Cross-references: 0033 0035 Date: 05/18/06 Submitted by: Tom Severity (warning/error): error Status (open/fixed): fixed
Because we never checked the format of the data in a weightset, it was not being stored correctly internally. When accessed, the entire weightset was being returned as the first (scalar) element of an arrayref.
Cross-references: 0033 0034 Date: 05/18/06 Submitted by: Tom Severity (warning/error): error Status (open/fixed): fixed
Nexplot output generally didn't include histograms (this was because of the previous two bugs), and when it did, the histograms were not scaled properly, often covering the character labels.
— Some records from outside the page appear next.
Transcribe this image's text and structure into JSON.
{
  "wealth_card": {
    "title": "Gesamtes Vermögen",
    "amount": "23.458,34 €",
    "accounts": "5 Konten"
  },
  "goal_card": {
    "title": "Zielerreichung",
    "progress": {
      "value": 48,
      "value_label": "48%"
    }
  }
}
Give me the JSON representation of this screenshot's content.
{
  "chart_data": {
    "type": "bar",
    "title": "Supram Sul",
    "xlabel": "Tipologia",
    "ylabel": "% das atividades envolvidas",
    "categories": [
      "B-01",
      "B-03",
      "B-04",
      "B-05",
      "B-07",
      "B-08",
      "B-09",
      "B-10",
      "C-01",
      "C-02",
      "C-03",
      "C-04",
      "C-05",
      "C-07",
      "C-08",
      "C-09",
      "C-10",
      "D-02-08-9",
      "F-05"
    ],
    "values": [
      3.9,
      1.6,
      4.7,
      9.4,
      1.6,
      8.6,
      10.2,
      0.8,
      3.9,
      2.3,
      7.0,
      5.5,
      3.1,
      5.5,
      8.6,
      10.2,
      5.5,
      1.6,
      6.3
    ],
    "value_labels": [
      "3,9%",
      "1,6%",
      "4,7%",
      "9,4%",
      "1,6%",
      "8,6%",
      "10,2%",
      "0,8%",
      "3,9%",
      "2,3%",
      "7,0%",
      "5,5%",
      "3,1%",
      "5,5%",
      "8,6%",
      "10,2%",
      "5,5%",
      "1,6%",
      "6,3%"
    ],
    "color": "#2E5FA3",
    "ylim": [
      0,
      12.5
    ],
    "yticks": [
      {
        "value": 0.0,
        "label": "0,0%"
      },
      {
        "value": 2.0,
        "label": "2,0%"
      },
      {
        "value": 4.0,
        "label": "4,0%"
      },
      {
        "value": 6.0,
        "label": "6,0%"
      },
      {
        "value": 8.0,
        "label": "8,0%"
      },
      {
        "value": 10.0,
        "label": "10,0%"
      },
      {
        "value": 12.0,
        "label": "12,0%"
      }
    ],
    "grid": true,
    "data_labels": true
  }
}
This was because weightsets were assumed to contain data from 0 to 1, rather than the 0-9 we see in T-COFFEE CORE scores. Now, histograms are normalized to the greatest value in the weightset, unless the weightset has name "CORE_column_scores", in which case they are normalized using a maximum value of 9. Non-numeric values are given value 0, so that they don't appear in the histogram and they don't mess up numeric comparisons in the code.
Cross-references: Date: 07/07/06 Submitted by: Tom Severity (warning/error): error Status (open/fixed): open
Description: Newick tree strings are parsed differently from the rest of the file. Taxonomic names are changed, and warnings are produced stating "taxlabel <OTU_NAME> in trees block not found in taxa block".
Cross-references: Date: 04/06/07 Submitted by: Mikhail Severity (warning/error): warning Status (open/fixed): open
When using nextool.pl to exclude a subtree, 'Span' and 'History' blocks are not updated properly. To replicate the problem, use use PF00034_39.nex - a data set (cyto c) that has tigriopus OTUs, and exclude the subtree defined by inode18: $ nextool.pl PF00034_39.nex out.nex exclude subtree inode18 Open the out.nex file and: - Check the 'Span' block -- you will find that tigriopus OTUs are still present. - Check the 'History' block -- you will find that the node and OTUs are still present in the tree.
Cross-references: Date: 04/06/07 Submitted by: Mikhail Severity (warning/error): Status (open/fixed): open
Many 'get' methods in the Bio::NEXUS library return references to actual sub-structures of the main Bio::NEXUS object, instead of returning a deep copy. For instance, if you call a $char_block->get_otuset()->get_otu('some_OTU_name') method on a Bio::NEXUS::CharactersBlock object, you will get a reference to the actual OTU (Bio::NEXUS::TaxUnit) data structure. This means that when the user modifies the returned reference, this will affect the parent object.
While this (returning a reference) may seem convenient, it is not a safe way to return objects. Generally speaking, below are some of the reasons:
- When one defines the interface for modifying an object (e.g. 'set' methods), that interface includes certain business rules, which have to be followed, like validation of the parameters. If the user dodges the interface and its business rules, there's a risk that he/she will modify the above-mentioned structure in a way that will break the consistency of the parent object. This can lead to nasty bugs that are difficult to trace and fix.
- The user may not realize that he/she is dealing with a reference to the actual struct, and modify it, or add the reference to a different parent object. In the first case, the modifications will reflect on the original parent object, which could lead to some unpredicted results. In the case of adding the reference to a different parent object, changes to any of those parents will, again, lead to unexpected data in the objects. Again, bugs that are hard to trace.
The bottom line is, don't trust the user. Returning copies makes the code a little more reliable and traceable.